The Ambassador says, "The fighting among them has been fueled by our eastern neighbors, mainly the Ugandans when they were there. When the Ugandans left, they left a vacuum. We knew that these militias had been armed, both sides. When people are carrying guns and so forth and they start fighting, it’s difficult to stop it. So, we must go through the process of disarming those militias. And the government of national unity will have to take the leadership to pacify that area, but the current violence will have to be stopped first."
He says international peacekeeping troops have brought peace to the northeastern town of Bunia, which had been the scene of much violence. But he says the force is not deployed in the Ituri region, where Hema and Lendu militias have battled, leaving thousands dead. Ambassador M’poko says more peacekeeping troops are due in September and hopes they will be stationed in the Ituri region.

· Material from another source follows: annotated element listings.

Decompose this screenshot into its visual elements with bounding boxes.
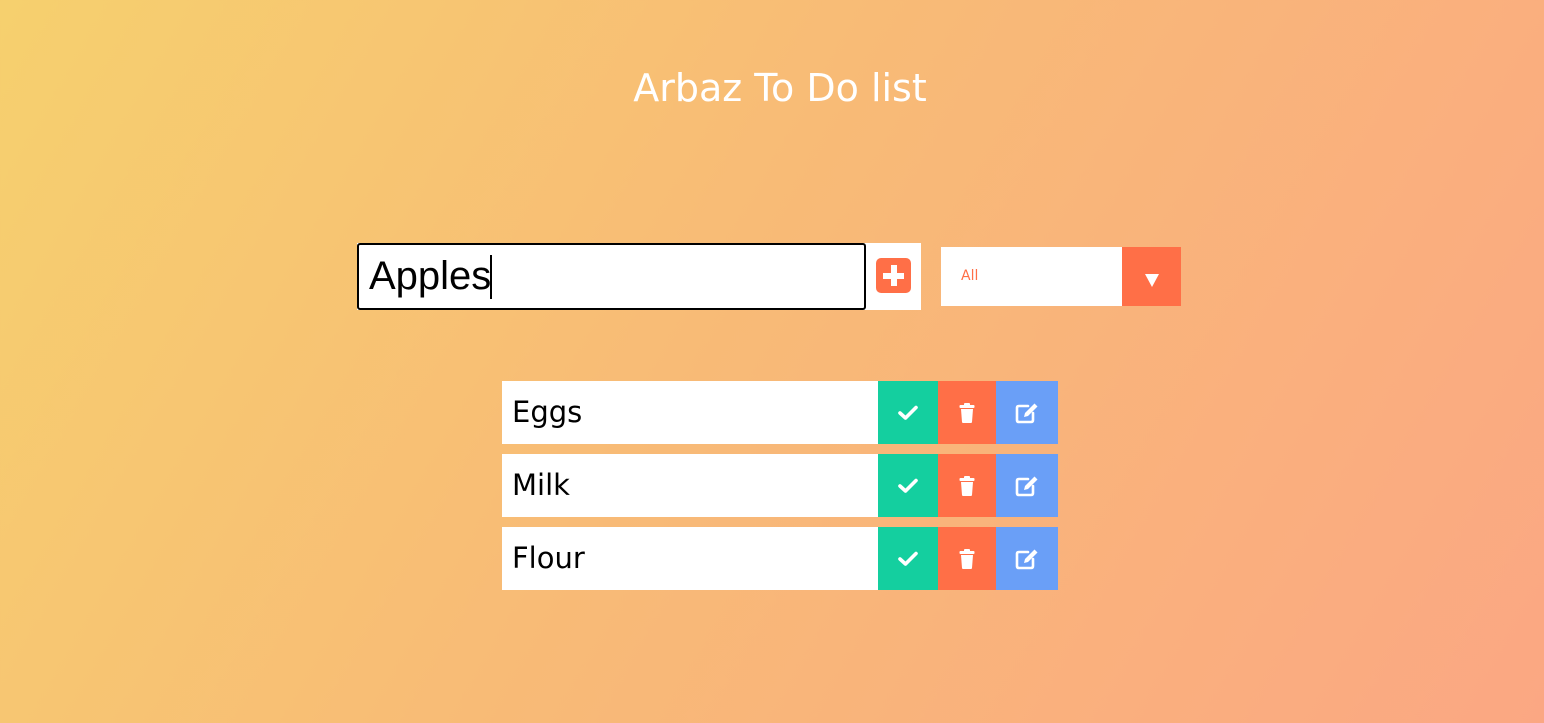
add-todo-form (357, 243, 921, 310)
trash-icon (959, 402, 975, 423)
edit-button[interactable] (996, 381, 1058, 444)
edit-icon (1015, 403, 1038, 423)
edit-icon (1015, 549, 1038, 569)
edit-button[interactable] (996, 527, 1058, 590)
edit-button[interactable] (996, 454, 1058, 517)
complete-button[interactable] (878, 454, 938, 517)
delete-button[interactable] (938, 454, 996, 517)
filter-select[interactable]: All (941, 247, 1181, 306)
delete-button[interactable] (938, 381, 996, 444)
trash-icon (959, 475, 975, 496)
todo-item-text: Milk (512, 468, 570, 502)
complete-button[interactable] (878, 381, 938, 444)
edit-icon (1015, 476, 1038, 496)
complete-button[interactable] (878, 527, 938, 590)
page-title: Arbaz To Do list (633, 66, 927, 110)
todo-item-text: Flour (512, 541, 585, 575)
todo-input[interactable] (357, 243, 866, 310)
text-cursor (490, 255, 492, 299)
filter-selected-value: All (961, 268, 979, 284)
todo-list: Eggs Milk Flour (502, 381, 1058, 600)
todo-item: Flour (502, 527, 1058, 590)
delete-button[interactable] (938, 527, 996, 590)
todo-item: Milk (502, 454, 1058, 517)
filter-dropdown-button[interactable] (1122, 247, 1181, 306)
check-icon (898, 478, 918, 493)
trash-icon (959, 548, 975, 569)
todo-item: Eggs (502, 381, 1058, 444)
add-todo-button[interactable] (876, 258, 911, 293)
check-icon (898, 551, 918, 566)
check-icon (898, 405, 918, 420)
todo-item-text: Eggs (512, 395, 583, 429)
triangle-down-icon (1145, 274, 1159, 287)
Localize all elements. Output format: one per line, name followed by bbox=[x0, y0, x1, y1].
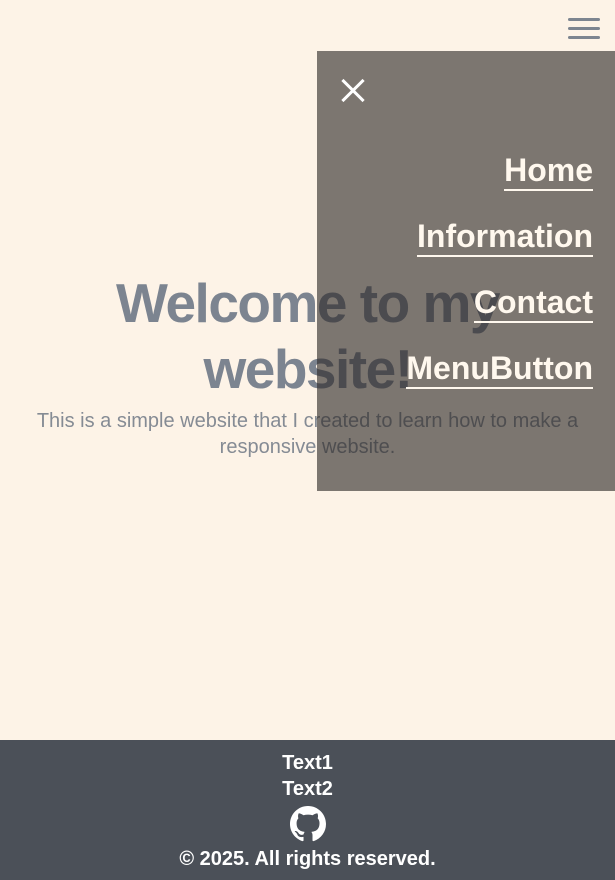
footer-text-1: Text1 bbox=[282, 752, 333, 774]
menu-link-contact[interactable]: Contact bbox=[473, 283, 593, 323]
copyright-text: © 2025. All rights reserved. bbox=[179, 848, 436, 870]
menu-item-contact: Contact bbox=[406, 283, 593, 323]
hamburger-menu-icon[interactable] bbox=[568, 17, 600, 43]
hamburger-line bbox=[568, 27, 600, 30]
menu-link-information[interactable]: Information bbox=[417, 217, 593, 257]
hamburger-line bbox=[568, 18, 600, 21]
menu-item-information: Information bbox=[406, 217, 593, 257]
side-menu: Home Information Contact MenuButton bbox=[317, 51, 615, 491]
footer-text-2: Text2 bbox=[282, 778, 333, 800]
hamburger-line bbox=[568, 36, 600, 39]
footer: Text1 Text2 © 2025. All rights reserved. bbox=[0, 740, 615, 880]
github-icon[interactable] bbox=[289, 806, 326, 842]
menu-list: Home Information Contact MenuButton bbox=[406, 151, 593, 415]
menu-link-home[interactable]: Home bbox=[504, 151, 593, 191]
menu-link-menubutton[interactable]: MenuButton bbox=[406, 349, 593, 389]
menu-item-menubutton: MenuButton bbox=[406, 349, 593, 389]
close-icon[interactable] bbox=[339, 77, 367, 105]
menu-item-home: Home bbox=[406, 151, 593, 191]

Bea Abrahams is the Africa manager for the Center for the Study of Violence and Reconciliation. She says, “Many of the deep-rooted issues that have not been addressed in the neighboring countries do have a tendency to spill over into the Congo.” She says that simply added to the complex problems already facing the DRC.
She recommends that human rights and civil society organizations be established in remaining conflict areas, such as the Kivus.

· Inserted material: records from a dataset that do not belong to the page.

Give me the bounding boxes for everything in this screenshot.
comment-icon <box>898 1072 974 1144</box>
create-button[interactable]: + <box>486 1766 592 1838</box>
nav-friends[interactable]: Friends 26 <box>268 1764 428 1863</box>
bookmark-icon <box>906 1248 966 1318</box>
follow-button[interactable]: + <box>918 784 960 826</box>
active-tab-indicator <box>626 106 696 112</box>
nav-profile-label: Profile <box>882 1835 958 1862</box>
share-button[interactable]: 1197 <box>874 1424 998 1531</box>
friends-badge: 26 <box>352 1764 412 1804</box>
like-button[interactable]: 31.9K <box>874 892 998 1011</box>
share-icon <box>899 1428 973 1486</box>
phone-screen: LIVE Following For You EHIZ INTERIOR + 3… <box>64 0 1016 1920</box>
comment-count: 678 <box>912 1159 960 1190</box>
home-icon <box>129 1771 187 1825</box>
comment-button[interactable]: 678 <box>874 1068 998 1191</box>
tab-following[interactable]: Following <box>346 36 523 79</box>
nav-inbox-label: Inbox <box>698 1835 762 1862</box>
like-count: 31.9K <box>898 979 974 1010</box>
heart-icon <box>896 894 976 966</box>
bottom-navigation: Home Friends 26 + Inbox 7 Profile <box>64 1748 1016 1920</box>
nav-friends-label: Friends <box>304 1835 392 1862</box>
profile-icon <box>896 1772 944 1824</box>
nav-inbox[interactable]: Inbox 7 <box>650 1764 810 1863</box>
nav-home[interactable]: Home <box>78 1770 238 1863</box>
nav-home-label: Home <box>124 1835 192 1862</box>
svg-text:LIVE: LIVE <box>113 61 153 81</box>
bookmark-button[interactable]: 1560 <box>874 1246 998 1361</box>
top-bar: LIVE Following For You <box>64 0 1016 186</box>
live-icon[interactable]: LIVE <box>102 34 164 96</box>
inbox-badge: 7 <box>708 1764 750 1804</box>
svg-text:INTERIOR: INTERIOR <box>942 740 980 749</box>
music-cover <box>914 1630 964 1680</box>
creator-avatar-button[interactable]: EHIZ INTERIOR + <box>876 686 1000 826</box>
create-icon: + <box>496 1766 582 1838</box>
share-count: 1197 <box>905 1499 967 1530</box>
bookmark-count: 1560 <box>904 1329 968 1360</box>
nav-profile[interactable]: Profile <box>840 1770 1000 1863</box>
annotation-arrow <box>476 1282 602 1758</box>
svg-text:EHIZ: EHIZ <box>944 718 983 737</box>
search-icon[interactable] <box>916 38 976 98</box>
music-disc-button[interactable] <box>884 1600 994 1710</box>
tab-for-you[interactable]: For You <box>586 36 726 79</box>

Ms. Abrahams says, "I think it’s very important for all the local players are involved in a peace process. I think from our own experience in South Africa we’ve seen that it is so important for the community peace building process to support a higher political process. But then I think it is equally important to begin to talk to the neighbors in the region as well, particularly Uganda, Rwanda, Burundi and so forth, because they are important role players. And if we talk about sustainable peace in the region, then I think it would be important that they are brought on board."
She says for the DRC to begin the healing process, poverty and the exploitation of the country’s mineral wealth are issues that must be addressed. Another, she says, is the repatriation of displaced people.

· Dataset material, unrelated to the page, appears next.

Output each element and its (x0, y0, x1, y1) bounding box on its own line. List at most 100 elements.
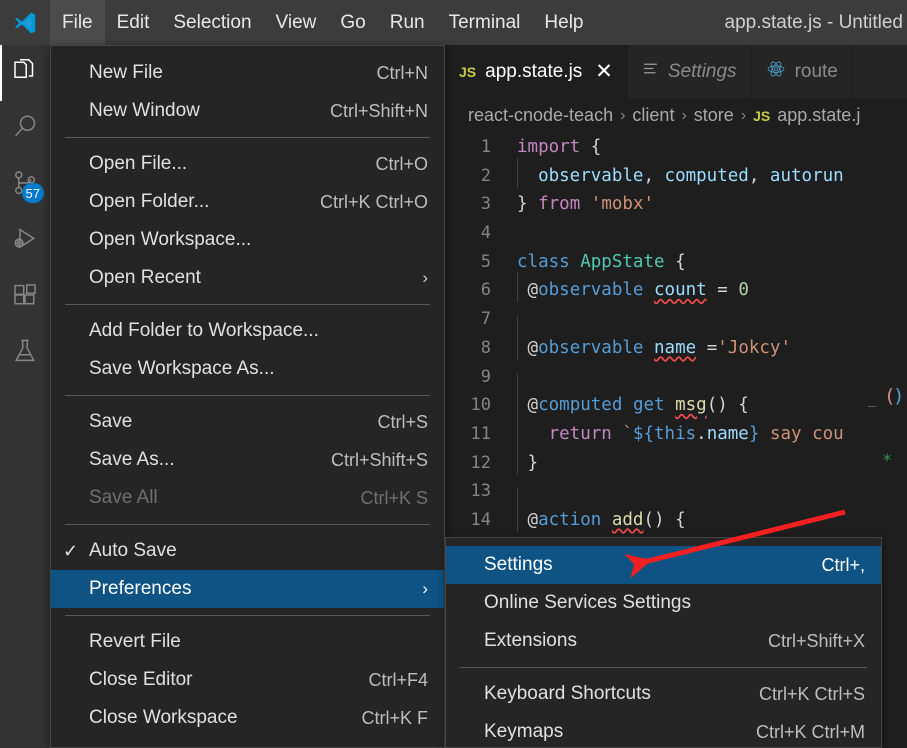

Ms. Abrahams says, "Repatriation and reintegration of refugees – they are within the Diaspora. We have a large percentage of refugees from the DRC in South Africa, for example. I think similarly, there are very serious concerns around the sexual violation and rape of women. And then, of course, there’s the issue of child soldiers."
DRC’s ambassador to South Africa, Bene M’poko, says for the peace effort to succeed it will take a united effort.
He says, "What we know is the political will, first from the Congolese leadership. And President Kabila has committed himself to the return of peace to the country. We need political will from our neighbors Uganda and Rwanda. We also need political will from the international community. With that I am very confident we will see the return of lasting peace to the Congo."
Ms. Abrahams of the C-S-V-R says even if all goes well, creating a firm peace may take a long time.
She says, "You know, I lived in exile myself. I lived as a refugee and came back to South Africa. I also happened to have trained as a psychologist. And so maybe from both a personal and professional perspective I can say that the experience we had in South Africa is that immediately after coming home there was a preoccupation with very basic survival issues. And it seems as though that’s a universal pattern in people who have gone through extreme trauma and especially in a situation of war where poverty, destruction of the infrastructure, destruction of family units is so, so prominent."
What the DRC needs immediately, she says, is to rebuild infrastructure and reunite families to help establish a sense of normalcy.